Apache Spark is a system design for Big Data workload using distributed computing, it scale out very well just by adding more compute nodes, in real life though, it is used a lot with smaller data, people use whatever they have access to.
I don’t have a lot of experience with Pyspark, but I know enough to run some SQL Queries, and what a better way to test that than TPCH benchmark, in this case, I used a scale factor of 10 with the main table lineitem has 60 million records.
The test is run in Google Colab using the free compute ( 2 vCPU), I did try it with a paid VM ( 8 CPU) but strangely, Pyspark had a memory error ( although it did work fine with low memory, go figure)
I tried too to install in my laptop, but it did complain about some java compatibility, I have no time for this kind of shenanigans , I use to love it when I was much younger but now, I want just stuff to work.

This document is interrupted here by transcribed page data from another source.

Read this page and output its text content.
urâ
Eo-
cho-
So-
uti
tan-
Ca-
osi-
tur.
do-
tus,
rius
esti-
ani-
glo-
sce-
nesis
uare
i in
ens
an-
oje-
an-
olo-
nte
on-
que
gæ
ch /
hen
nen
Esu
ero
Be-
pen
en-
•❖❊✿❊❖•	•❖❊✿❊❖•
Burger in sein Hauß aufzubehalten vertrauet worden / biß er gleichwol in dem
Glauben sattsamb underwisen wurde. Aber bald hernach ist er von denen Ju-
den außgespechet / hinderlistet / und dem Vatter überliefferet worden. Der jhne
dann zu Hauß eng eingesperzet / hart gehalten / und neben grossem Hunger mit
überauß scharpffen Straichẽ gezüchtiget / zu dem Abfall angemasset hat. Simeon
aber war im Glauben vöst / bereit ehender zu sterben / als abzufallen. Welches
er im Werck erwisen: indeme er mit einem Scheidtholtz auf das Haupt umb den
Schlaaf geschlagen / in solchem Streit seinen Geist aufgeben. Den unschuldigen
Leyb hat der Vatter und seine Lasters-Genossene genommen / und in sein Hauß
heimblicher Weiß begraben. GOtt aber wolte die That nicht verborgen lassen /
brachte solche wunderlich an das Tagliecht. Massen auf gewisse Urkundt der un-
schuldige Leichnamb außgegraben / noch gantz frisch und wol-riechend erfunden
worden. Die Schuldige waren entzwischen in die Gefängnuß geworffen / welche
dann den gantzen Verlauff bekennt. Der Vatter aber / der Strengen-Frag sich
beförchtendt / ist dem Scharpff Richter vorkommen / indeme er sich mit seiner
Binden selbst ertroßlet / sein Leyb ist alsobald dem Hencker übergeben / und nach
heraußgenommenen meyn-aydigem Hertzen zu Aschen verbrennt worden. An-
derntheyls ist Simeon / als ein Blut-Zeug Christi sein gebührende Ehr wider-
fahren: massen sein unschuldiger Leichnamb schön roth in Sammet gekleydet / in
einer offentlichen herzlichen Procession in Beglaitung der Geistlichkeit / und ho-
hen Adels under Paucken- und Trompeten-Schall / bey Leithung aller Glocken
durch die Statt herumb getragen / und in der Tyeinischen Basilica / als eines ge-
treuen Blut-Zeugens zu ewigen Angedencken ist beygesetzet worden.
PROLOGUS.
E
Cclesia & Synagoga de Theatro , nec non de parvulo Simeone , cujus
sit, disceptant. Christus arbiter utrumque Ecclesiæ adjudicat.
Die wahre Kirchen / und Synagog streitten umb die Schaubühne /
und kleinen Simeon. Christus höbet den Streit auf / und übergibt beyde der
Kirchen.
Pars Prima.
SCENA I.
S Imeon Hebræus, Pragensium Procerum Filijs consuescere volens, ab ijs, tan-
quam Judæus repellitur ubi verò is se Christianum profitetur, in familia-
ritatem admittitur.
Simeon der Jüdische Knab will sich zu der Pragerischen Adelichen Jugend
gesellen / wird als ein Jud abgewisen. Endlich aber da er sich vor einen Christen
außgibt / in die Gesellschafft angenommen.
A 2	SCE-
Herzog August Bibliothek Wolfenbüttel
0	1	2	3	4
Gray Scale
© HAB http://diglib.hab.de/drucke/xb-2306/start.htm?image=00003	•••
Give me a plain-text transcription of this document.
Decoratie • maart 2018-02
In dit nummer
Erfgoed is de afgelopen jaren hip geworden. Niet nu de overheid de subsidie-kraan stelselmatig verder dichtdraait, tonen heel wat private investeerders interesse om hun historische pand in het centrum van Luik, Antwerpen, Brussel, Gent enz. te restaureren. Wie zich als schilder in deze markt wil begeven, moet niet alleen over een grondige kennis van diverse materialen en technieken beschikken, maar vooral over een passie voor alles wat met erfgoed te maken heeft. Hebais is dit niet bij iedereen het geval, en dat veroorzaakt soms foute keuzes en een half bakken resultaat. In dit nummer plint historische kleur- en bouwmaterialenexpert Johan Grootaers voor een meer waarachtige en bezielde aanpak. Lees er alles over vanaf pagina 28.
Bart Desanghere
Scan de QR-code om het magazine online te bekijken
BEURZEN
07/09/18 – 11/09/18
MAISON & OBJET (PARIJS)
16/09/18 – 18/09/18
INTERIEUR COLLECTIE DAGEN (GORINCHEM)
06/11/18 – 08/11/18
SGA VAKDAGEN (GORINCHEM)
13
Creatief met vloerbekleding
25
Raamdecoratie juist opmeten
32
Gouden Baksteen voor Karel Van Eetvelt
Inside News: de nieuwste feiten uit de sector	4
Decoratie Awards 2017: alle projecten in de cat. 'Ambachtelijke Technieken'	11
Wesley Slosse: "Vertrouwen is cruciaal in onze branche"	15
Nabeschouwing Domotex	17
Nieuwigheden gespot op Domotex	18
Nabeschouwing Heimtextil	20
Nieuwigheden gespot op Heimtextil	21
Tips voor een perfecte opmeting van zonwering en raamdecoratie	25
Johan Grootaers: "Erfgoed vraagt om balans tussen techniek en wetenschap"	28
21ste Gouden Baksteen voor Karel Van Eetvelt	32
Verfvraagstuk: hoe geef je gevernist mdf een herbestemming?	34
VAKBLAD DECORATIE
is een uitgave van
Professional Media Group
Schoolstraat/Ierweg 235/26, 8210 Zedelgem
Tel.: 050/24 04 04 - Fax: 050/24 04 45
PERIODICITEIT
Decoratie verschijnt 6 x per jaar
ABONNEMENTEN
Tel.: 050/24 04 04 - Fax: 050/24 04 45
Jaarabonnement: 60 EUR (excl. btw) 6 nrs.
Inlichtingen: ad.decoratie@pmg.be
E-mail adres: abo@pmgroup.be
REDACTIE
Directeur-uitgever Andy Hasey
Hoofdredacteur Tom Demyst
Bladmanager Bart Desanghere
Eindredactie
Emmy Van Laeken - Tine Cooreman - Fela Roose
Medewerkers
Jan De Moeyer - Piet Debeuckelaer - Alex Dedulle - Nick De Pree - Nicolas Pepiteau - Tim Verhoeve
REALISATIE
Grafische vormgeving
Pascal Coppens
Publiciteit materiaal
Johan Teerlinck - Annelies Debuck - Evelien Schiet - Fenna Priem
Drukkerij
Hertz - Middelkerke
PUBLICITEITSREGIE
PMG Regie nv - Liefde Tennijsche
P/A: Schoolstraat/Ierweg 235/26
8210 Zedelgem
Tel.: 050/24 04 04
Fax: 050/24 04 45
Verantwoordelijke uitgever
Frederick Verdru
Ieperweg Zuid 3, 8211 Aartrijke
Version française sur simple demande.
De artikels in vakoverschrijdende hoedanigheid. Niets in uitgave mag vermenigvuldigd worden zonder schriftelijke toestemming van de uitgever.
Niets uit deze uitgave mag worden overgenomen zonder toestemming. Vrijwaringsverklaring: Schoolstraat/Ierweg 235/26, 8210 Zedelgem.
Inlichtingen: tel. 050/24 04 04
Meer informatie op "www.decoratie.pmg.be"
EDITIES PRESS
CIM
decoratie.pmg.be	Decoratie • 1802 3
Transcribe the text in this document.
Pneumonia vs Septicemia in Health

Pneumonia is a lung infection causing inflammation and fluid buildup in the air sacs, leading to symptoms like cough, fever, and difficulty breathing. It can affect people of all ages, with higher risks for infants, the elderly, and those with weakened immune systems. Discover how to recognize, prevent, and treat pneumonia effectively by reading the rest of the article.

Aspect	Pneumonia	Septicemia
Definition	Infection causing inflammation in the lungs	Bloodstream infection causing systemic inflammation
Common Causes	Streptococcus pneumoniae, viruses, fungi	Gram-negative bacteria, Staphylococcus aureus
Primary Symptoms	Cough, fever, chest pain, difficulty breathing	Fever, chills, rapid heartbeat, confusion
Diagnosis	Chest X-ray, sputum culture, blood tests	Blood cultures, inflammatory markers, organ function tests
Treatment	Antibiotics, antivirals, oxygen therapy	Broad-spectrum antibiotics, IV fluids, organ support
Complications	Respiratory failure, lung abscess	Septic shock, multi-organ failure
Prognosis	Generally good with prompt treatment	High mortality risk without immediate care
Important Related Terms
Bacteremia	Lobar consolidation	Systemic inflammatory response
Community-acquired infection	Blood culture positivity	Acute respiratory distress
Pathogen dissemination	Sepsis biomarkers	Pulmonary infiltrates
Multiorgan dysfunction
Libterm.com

The Data is first download to the local Disk, so all Queries are pretty much CPU bound, I used DuckDB as a reference as it has an excellent Single Node performance.
The Beauty of SQL
Pyspark has an excellent support for SQL, actually the same SQL is run both for Spark and DuckDB, we are talking 22 Queries with nearly 900 line of code, that impressive that it just works without modification for both Engine.
I used a Python Function to run every Query, and show duration and results
And here is the results, Using PySpark, DuckDB running Queries Directly from Parquet and just for reference DuckDB running from a DuckDB file
DuckDB around 5 minutes
Spark around 21 minutes
DuckDB using Duckdb file format : 2 minutes ( it take 3 minutes to import)
For Smaller Dataset that don’t fit in Memory which is a problem for Pandas, it is useful to look around for alternative before jumping to a distributed system, you don’t want to be paying for expensive computer overhead, tools like DuckDB and Polars can do wonder these days, there is a lot to like about Spark, but performance in a single node is not one of them.
Having said that, those new Engines have a lot of work to reach feature parity with Spark when doing Data Engineering jobs, for example support for Table Format like Iceberg and Delta is still experimental.